Injectors
11:00 am
I brought the truck in and pulled the valve covers, removed the gaskets and the wiring harness's.
I pulled both rear injectors and let the oil and fuel run down into the cylinder. I thought that just putting a shop towel over the hole would deflect the oil that comes back up through the injector hole. I rolled under the truck and proceeded to turn over the engine by hand and immediatly noticed that the oil came out with enough force to blow the rag out of the way and soak the air conditioner. UGH. (Stuff a ton of rags on top of the air conditioner unit.)
Ok, that hurdle is over; pull the rest of the injectors. Routine job.
The tips of the old injectors didn't appear to be that worn out, but they were sure making a lot of noise during operation.
Remove the oil deflector tubes using a 5mm allen and the 3/8" impact gun.
Install them on the new injectors, leave them a touch loose for the final adjustment later.

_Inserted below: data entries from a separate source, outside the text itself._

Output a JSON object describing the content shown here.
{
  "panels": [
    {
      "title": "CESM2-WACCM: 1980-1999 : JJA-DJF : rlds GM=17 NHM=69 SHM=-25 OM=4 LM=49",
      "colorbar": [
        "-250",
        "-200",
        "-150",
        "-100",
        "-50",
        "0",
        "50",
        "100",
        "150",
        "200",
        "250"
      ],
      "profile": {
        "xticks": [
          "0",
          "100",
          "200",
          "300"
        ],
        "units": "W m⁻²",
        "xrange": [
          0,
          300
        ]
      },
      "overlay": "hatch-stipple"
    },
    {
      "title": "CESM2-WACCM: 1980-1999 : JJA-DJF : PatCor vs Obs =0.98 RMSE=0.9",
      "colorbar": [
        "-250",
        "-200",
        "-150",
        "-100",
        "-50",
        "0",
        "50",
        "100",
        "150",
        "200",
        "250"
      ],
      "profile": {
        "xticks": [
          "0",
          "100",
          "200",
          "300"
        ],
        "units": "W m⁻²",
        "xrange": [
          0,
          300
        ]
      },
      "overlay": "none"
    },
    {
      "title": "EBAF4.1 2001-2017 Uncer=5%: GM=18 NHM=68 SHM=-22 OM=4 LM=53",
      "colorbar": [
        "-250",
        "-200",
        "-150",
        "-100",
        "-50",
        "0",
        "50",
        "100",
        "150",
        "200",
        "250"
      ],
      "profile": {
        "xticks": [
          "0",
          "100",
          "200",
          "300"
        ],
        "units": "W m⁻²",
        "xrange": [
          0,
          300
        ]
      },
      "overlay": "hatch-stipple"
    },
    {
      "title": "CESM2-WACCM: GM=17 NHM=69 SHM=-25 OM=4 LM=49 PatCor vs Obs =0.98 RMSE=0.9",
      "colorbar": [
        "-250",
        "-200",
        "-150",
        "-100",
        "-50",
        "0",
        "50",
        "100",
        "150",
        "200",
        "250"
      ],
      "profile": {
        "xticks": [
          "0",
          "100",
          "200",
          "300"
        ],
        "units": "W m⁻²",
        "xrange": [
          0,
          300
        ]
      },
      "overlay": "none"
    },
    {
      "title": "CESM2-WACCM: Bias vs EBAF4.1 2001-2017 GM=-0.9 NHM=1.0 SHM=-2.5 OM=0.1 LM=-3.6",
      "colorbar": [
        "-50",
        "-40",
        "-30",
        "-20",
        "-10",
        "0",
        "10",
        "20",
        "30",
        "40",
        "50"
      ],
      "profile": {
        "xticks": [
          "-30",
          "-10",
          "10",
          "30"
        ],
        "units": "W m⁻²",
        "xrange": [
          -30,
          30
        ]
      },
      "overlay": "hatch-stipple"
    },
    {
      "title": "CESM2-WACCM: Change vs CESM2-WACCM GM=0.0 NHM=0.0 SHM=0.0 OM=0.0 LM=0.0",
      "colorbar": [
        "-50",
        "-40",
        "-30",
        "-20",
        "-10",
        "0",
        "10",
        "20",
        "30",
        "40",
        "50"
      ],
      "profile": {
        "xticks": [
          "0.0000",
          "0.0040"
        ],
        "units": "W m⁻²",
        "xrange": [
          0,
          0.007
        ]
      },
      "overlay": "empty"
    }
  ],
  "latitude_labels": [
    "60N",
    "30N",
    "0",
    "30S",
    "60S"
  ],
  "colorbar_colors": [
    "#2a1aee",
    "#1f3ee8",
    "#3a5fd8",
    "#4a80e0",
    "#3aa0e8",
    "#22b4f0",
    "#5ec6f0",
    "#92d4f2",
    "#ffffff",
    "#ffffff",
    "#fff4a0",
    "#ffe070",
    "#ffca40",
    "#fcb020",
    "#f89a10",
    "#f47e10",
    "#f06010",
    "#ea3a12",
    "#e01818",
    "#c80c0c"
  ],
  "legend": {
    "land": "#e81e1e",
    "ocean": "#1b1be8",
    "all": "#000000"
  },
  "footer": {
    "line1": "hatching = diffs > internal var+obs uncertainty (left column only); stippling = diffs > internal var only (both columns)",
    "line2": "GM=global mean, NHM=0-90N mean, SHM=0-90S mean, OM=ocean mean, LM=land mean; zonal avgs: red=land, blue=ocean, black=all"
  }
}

Remove all the glow plugs.
Install all the new injectors.
Torque them to 120 inch pounds.
Roll under the truck again and turn over the engine for two complete cycles ( 4 crankshaft revolutions) NO LESS. More if you hear oil spurting out of the glow plug holes.
Position some cardboard over the cylinder heads to deflect any flying oil.
Crank the engine over (no load on the starter with the glow plugs out) to fill the HPOP rail. This requires a couple of minutes total crank times. Don't do it all at once or you'll bake the starter. 30 seconds, go clean up your tools for 5 minutes and then come back and crank for another 30 seconds. Repeat a couple of times.
Remove the cardboard.
Install the glow plugs. I had a full set of Bosch part number 80 033 ( OEM ) glow plugs that I purchaced a couple of weeks ago to install along with the injectors.
Reinstall the valve covers, boost tubes, reconnect whatever sensors, connectors that were removed to gain access.
4:00 PM
I cranked on the starter for about 15 seconds and it fired with a big cloud of smoke.